Claudicación de la izquierda uruguaya

Del «Hombre Nuevo» al Gerente del Capital. La Claudicación de la Izquierda Uruguaya

Héctor G. González Cabrera

“Tú con tu boina, yo con barba, ¡viva el Che! Recién conversos a la fe del hombre nuevo”, canta el poeta de Úbeda Joaquín Sabina en su maravillosa obra “Leningrado”, y es que esa canción narra como dos jóvenes enamorados terminan en desencanto ante un claro ajuste de cuentas con las utopías del siglo XX.

Paralelamente, la izquierda uruguaya no ha aceptado ni madurado su mentalidad “sesentosa”, mientras con sus acciones transitan una tecnocracia digna del Siglo XXI.

El “hombre nuevo” fue la gran promesa moral de la izquierda revolucionaria. No bastaba con cambiar las estructuras económicas, se debía dar una metamorfosis del individuo, eliminar el afán de lucro y moldearlo en la ética del colectivismo. El mercado y sus reglas eran corrupción espiritual, mientras que el socialismo era redención histórica, justicia.

En 1961, cuando Ernesto “Che” Guevara visitó Montevideo en el marco de la Conferencia del CIES, dejó una frase que aún resuena, “Uruguay no necesitaba una revolución armada como la cubana” ante un paraninfo de la Universidad de la República que padeció en desolación ante tamaña declaración.

Siguió el guerrillero indicando que Uruguay tenía instituciones, partidos, canales políticos.

No era la Sierra Maestra, era una democracia reformista. Aquella afirmación, incómoda para los sectores más radicales, reconocía una singularidad uruguaya, aquí el conflicto no era de selva y fusil, sino de disputa institucional.

Varios de los presentes prefirieron ignorar al ídolo para priorizar sus propios intereses.

Sin embargo, décadas después, quienes se reivindicaban herederos de ese horizonte épico llegaron al poder no para crear al “hombre nuevo”, sino para administrar el mismo sistema que criticaban. Y lo hicieron abrazando con entusiasmo las lógicas que antes denunciaban.

La izquierda uruguaya pasó de condenar al capital extranjero como instrumento de dominación imperial a competir por atraerlo con  exoneraciones fiscales, zonas francas y estabilidad regulatoria. Multinacionales forestales, gigantes tecnológicos y fondos de inversión dejaron de ser el enemigo histórico para convertirse en socios estratégicos.

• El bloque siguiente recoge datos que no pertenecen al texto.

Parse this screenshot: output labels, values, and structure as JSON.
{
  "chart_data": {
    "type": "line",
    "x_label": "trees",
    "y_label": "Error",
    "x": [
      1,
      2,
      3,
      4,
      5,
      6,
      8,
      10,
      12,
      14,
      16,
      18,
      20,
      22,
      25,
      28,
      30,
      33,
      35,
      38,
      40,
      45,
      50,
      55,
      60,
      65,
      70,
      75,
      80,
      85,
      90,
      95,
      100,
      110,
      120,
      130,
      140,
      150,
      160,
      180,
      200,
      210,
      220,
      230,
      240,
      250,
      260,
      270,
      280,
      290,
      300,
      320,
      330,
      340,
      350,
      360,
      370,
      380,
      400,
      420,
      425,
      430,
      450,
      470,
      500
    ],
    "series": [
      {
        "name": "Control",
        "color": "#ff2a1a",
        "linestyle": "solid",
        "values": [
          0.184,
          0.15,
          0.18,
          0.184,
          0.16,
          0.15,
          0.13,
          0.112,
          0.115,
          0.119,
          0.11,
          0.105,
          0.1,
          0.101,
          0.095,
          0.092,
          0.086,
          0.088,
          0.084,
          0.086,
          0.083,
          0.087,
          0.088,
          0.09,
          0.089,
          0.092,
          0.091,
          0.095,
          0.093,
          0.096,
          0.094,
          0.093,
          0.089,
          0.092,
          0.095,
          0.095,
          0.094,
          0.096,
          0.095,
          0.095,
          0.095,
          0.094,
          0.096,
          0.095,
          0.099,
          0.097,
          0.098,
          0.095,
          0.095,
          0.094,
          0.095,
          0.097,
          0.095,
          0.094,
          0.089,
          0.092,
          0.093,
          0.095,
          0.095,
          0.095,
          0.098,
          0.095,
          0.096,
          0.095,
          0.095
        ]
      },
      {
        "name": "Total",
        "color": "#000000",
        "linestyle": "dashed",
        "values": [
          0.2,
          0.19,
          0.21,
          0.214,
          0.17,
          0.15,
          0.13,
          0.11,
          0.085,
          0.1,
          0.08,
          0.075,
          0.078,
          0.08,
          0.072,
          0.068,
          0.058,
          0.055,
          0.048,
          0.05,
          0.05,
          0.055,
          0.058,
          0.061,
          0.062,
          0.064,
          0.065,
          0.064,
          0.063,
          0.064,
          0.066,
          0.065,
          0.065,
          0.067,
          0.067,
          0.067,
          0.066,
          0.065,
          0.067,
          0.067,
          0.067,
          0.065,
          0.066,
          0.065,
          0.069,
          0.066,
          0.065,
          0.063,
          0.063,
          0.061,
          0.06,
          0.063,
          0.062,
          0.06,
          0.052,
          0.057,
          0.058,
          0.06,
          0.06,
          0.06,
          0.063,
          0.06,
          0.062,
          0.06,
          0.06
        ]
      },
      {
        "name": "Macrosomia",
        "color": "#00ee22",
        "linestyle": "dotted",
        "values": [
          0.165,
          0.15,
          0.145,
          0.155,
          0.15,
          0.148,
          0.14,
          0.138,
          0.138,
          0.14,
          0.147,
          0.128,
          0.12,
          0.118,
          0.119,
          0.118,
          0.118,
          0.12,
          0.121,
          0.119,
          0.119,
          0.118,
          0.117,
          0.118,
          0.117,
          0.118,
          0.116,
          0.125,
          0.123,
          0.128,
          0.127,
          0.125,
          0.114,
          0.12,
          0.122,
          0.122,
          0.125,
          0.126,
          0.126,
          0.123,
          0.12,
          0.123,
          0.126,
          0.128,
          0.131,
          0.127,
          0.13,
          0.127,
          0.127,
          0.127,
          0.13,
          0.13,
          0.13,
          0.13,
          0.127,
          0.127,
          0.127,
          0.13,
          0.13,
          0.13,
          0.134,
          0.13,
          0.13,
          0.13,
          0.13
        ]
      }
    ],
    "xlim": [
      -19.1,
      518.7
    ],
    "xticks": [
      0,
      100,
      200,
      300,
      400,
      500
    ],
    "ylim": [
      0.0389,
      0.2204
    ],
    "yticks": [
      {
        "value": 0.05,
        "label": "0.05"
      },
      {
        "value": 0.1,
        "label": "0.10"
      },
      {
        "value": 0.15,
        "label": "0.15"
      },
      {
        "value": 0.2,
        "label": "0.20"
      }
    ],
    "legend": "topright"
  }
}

Tan así, que trajeron normativa internacional para proteger a los nuevos amigos, implementaron la bancarización obligatoria, quitándole el efectivo al obrero para entregárselo al capital bancario. El discurso antiimperialista se recicló en buenos modales de promoción país.

El “hombre nuevo”, aquel sujeto austero, desprendido del consumo y movilizado por la conciencia socialista, fue reemplazado por el ciudadano subsidiado y el consumidor integrado. Lo nuevo es gestionar el mercado mejor que la derecha, hacerlo más humano a base de intervencionismo estatal.

Se podrá decir que por estricto pragmatismo la izquierda uruguaya se adaptó a la nueva era, que con la caída del muro de Berlín en 1989 se terminó la revolución y fue el fin de la utopía, pero lo más revelador es la inversión moral.
Lo que antes era explotación hoy es celebrado como inversión. Lo que antes era dependencia hoy es inclusión inteligente. La retórica se mantiene, pero el contenido se vacía. La revolución abandonó la ruptura para instalarse en la gobernanza, la épica mutó en administración.

Aquella visita del Che a Montevideo funciona hoy como ironía histórica. Si Uruguay no necesitaba una revolución armada, la izquierda pareció concluir que tampoco necesitaba una revolución económica o cultural.

Hoy día alcanza con gestionar el capitalismo con conciencia social. El resultado es una fuerza política que conserva símbolos insurgentes mientras en realidad actúa como garante de la estabilidad para el gran capital.

La traición a los principios y la doble moral se hizo en forma silenciosa, pensada, premeditada, al punto tal que se normalizó. Hoy la izquierda mediante marketing social e inclusión terminó consolidando el modelo que decía combatir.

Y así, sin fusiles ni barricadas, el “Sierra Maestra” quedó reducido a mito fundacional, útil para actos partidarios, comités de base, primeros de mayo y aniversarios históricos. En su lugar emergió el gestor responsable, el socio confiable, el administrador prolijo del orden global, muy cómodo y adaptado el poder.